`ValueError: optimizer got an empty parameter list` For Resnet18 project with extra upsampling layers

I’m a new Pytorch user and my goal is to make a hypercolumn semantic segmentation network that I already made in Keras.

So I grafted some upsamplng and convolution layers onto the pretrained Resnet18, and the graph seems to work and able to forward pass images successfully.

But when I attempt to actually train the net I encounter problems…

optimizer = optim.Adam(net.parameters())

throws an error: ValueError: optimizing a parameter that doesn't require gradients

and optimizer = optim.Adam(filter(lambda x: x.requires_grad, list(net.parameters())))

throws an error

ValueError: optimizer got an empty parameter list

Here is my net architecture definition:

from torchvision.models.resnet import resnet18
from torch import nn

# Implementation of Hypercolumns for Object Segmentation and Fine-grained Localization
# by Bharath Hariharan, Pablo Arbelaez, Ross Girshick, Jitendra Malik
# https://arxiv.org/pdf/1411.5752.pdf

class HypercolumnResnet(nn.Module):
    def __init__(self):
        super(HypercolumnResnet, self).__init__()
        # spawn a Resnet18
        base_model = resnet18(pretrained=True)

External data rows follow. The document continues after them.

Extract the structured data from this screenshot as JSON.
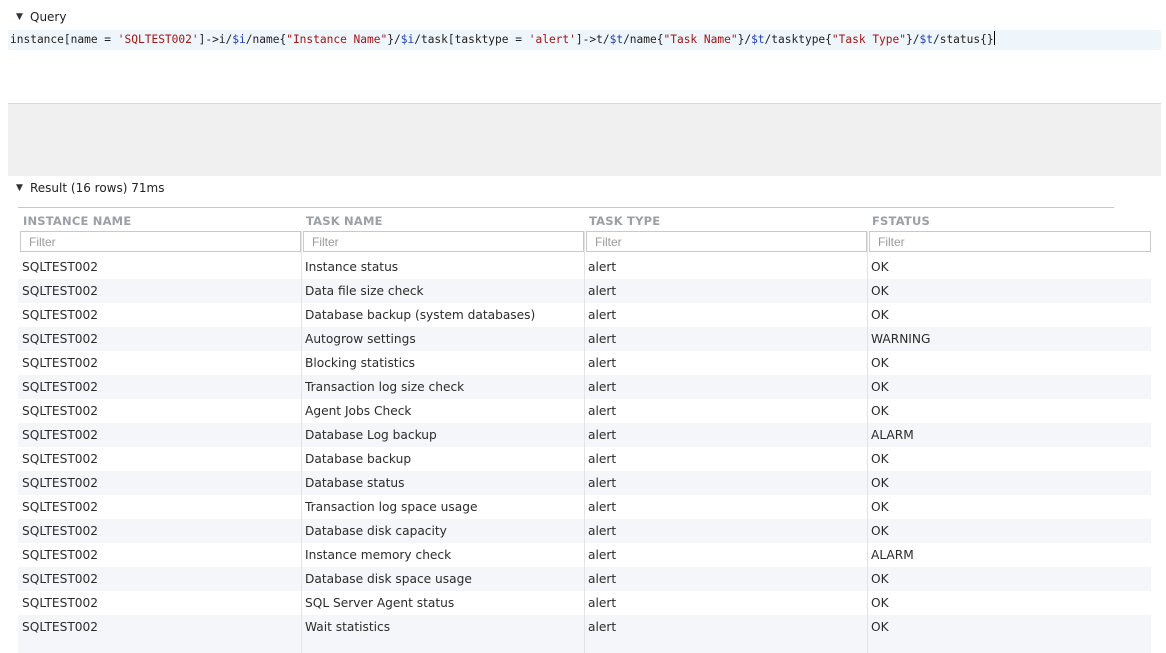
{
  "query_panel": {
    "label": "Query"
  },
  "result_panel": {
    "label": "Result (16 rows) 71ms"
  },
  "columns": [
    "INSTANCE NAME",
    "TASK NAME",
    "TASK TYPE",
    "FSTATUS"
  ],
  "filter_placeholder": "Filter",
  "rows": [
    [
      "SQLTEST002",
      "Instance status",
      "alert",
      "OK"
    ],
    [
      "SQLTEST002",
      "Data file size check",
      "alert",
      "OK"
    ],
    [
      "SQLTEST002",
      "Database backup (system databases)",
      "alert",
      "OK"
    ],
    [
      "SQLTEST002",
      "Autogrow settings",
      "alert",
      "WARNING"
    ],
    [
      "SQLTEST002",
      "Blocking statistics",
      "alert",
      "OK"
    ],
    [
      "SQLTEST002",
      "Transaction log size check",
      "alert",
      "OK"
    ],
    [
      "SQLTEST002",
      "Agent Jobs Check",
      "alert",
      "OK"
    ],
    [
      "SQLTEST002",
      "Database Log backup",
      "alert",
      "ALARM"
    ],
    [
      "SQLTEST002",
      "Database backup",
      "alert",
      "OK"
    ],
    [
      "SQLTEST002",
      "Database status",
      "alert",
      "OK"
    ],
    [
      "SQLTEST002",
      "Transaction log space usage",
      "alert",
      "OK"
    ],
    [
      "SQLTEST002",
      "Database disk capacity",
      "alert",
      "OK"
    ],
    [
      "SQLTEST002",
      "Instance memory check",
      "alert",
      "ALARM"
    ],
    [
      "SQLTEST002",
      "Database disk space usage",
      "alert",
      "OK"
    ],
    [
      "SQLTEST002",
      "SQL Server Agent status",
      "alert",
      "OK"
    ],
    [
      "SQLTEST002",
      "Wait statistics",
      "alert",
      "OK"
    ]
  ],
  "query_tokens": [
    {
      "t": "instance[name = ",
      "c": ""
    },
    {
      "t": "'SQLTEST002'",
      "c": "str"
    },
    {
      "t": "]->i/",
      "c": ""
    },
    {
      "t": "$i",
      "c": "var"
    },
    {
      "t": "/name{",
      "c": ""
    },
    {
      "t": "\"Instance Name\"",
      "c": "str"
    },
    {
      "t": "}/",
      "c": ""
    },
    {
      "t": "$i",
      "c": "var"
    },
    {
      "t": "/task[tasktype = ",
      "c": ""
    },
    {
      "t": "'alert'",
      "c": "str"
    },
    {
      "t": "]->t/",
      "c": ""
    },
    {
      "t": "$t",
      "c": "var"
    },
    {
      "t": "/name{",
      "c": ""
    },
    {
      "t": "\"Task Name\"",
      "c": "str"
    },
    {
      "t": "}/",
      "c": ""
    },
    {
      "t": "$t",
      "c": "var"
    },
    {
      "t": "/tasktype{",
      "c": ""
    },
    {
      "t": "\"Task Type\"",
      "c": "str"
    },
    {
      "t": "}/",
      "c": ""
    },
    {
      "t": "$t",
      "c": "var"
    },
    {
      "t": "/status{}",
      "c": ""
    }
  ],
  "icons": {
    "collapse": "caret-down-icon"
  },
  "colors": {
    "string": "#a31515",
    "variable": "#1f3fb8",
    "stripe": "#f4f6f9",
    "header_text": "#9aa0a6"
  }
}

        # freeze the weights
        for param in base_model.parameters():
            param.requires_grad = False

        # debugging
        # dog = list(base_model.children())
        # for i, item in enumerate(dog):
        #     print(i, item)

        # identify all the layers whose output we want to join into hypercolumns
        self.features_0 = nn.Sequential(*list(base_model.children())[:3])
        self.features_1 = nn.Sequential(*list(base_model.children())[:5])
        self.features_2 = nn.Sequential(*list(base_model.children())[:6])
        self.features_3 = nn.Sequential(*list(base_model.children())[:7])
        self.features_4 = nn.Sequential(*list(base_model.children())[:8])

    def forward(self, x):
        # get the half-resolution feature tensor
        half_size = self.features_0(x)

        # make all feature tensors have the same channel dimensionality (64) so that we can sum them
        quarter_size = nn.Conv2d(64, 64, 1)(self.features_1(x))
        eighth_size = nn.Conv2d(128, 64, 1)(self.features_2(x))
        sixteenth_size = nn.Conv2d(256, 64, 1)(self.features_3(x))
        thirtytooth_size = nn.Conv2d(512, 64, 1)(self.features_4(x))

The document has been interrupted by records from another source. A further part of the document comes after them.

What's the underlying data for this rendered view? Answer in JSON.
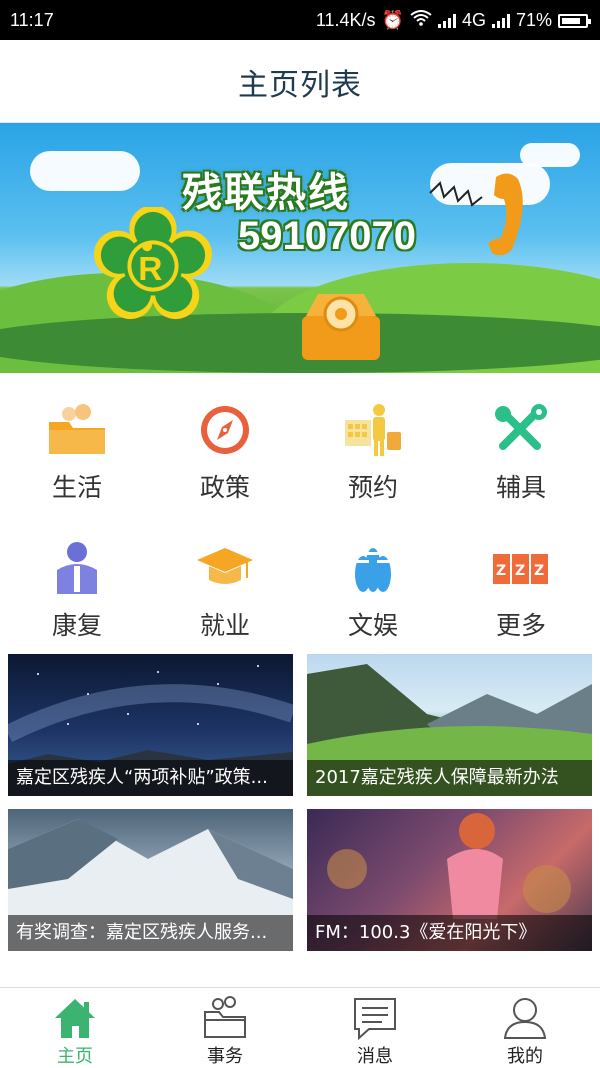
{
  "status_bar": {
    "time": "11:17",
    "speed": "11.4K/s",
    "network": "4G",
    "battery": "71%"
  },
  "header": {
    "title": "主页列表"
  },
  "banner": {
    "hotline_title": "残联热线",
    "hotline_number": "59107070"
  },
  "menu": [
    {
      "label": "生活",
      "icon": "folder-people-icon"
    },
    {
      "label": "政策",
      "icon": "compass-icon"
    },
    {
      "label": "预约",
      "icon": "calendar-person-icon"
    },
    {
      "label": "辅具",
      "icon": "tools-icon"
    },
    {
      "label": "康复",
      "icon": "person-icon"
    },
    {
      "label": "就业",
      "icon": "graduation-cap-icon"
    },
    {
      "label": "文娱",
      "icon": "bowling-icon"
    },
    {
      "label": "更多",
      "icon": "zzz-icon"
    }
  ],
  "news": [
    {
      "caption": "嘉定区残疾人“两项补贴”政策..."
    },
    {
      "caption": "2017嘉定残疾人保障最新办法"
    },
    {
      "caption": "有奖调查：嘉定区残疾人服务..."
    },
    {
      "caption": "FM：100.3《爱在阳光下》"
    }
  ],
  "tabs": [
    {
      "label": "主页",
      "icon": "home-icon",
      "active": true
    },
    {
      "label": "事务",
      "icon": "affairs-icon",
      "active": false
    },
    {
      "label": "消息",
      "icon": "message-icon",
      "active": false
    },
    {
      "label": "我的",
      "icon": "user-icon",
      "active": false
    }
  ],
  "colors": {
    "accent": "#3cb371",
    "title": "#1e3a4f",
    "orange": "#f39c1f"
  }
}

        # double the size of the quarter-resolution feature tensor
        double_quarter_size = nn.Upsample(scale_factor=2)(quarter_size)

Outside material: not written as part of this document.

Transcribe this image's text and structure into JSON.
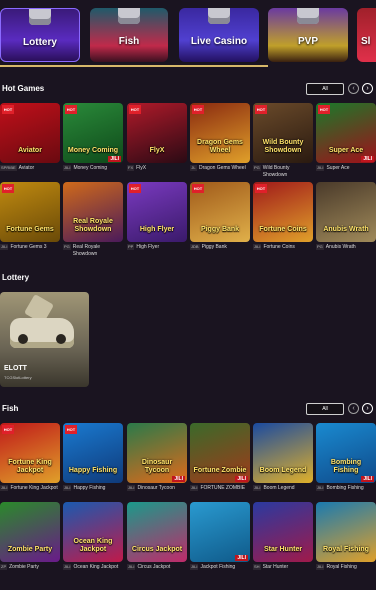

        # quadruple the size of the eighth-resolution
        quadrupled_eighth_size = nn.Upsample(scale_factor=4)(eighth_size)

        # octuple the size of the sixteenth-resolution
        octupled_sixteenth_size = nn.Upsample(scale_factor=8)(sixteenth_size)

        # sixteenifiy the size of the 32th-resolution
        sixteenified_32th_size = nn.Upsample(scale_factor=16)(thirtytooth_size)

        # merge
        combined = half_size + double_quarter_size + quadrupled_eighth_size + octupled_sixteenth_size + sixteenified_32th_size

        # one more conv layer to smooth things out
        conv = nn.Conv2d(64, 128, 3, padding=1)(combined)
        conv = nn.BatchNorm2d(128)(conv)
        conv = nn.ReLU()(conv)

        # output
        segmentation = nn.Conv2d(128, 2, 3, padding=1)(conv)
        segmentation = nn.Softmax2d()(segmentation)

        return segmentation

Somebody showed me the mistake I was making…

All those Conv2D and BatchNorm operations I was using in the forward() method needed to be moved into the __init__() constructor. In general, any learnable layers should go in the constructor. That way, Pytorch is (somehow) able to keep track of all the model parameters.

N.B. It’s OK to put non-trainable operations like activations and reshapes etc. in the forward() method.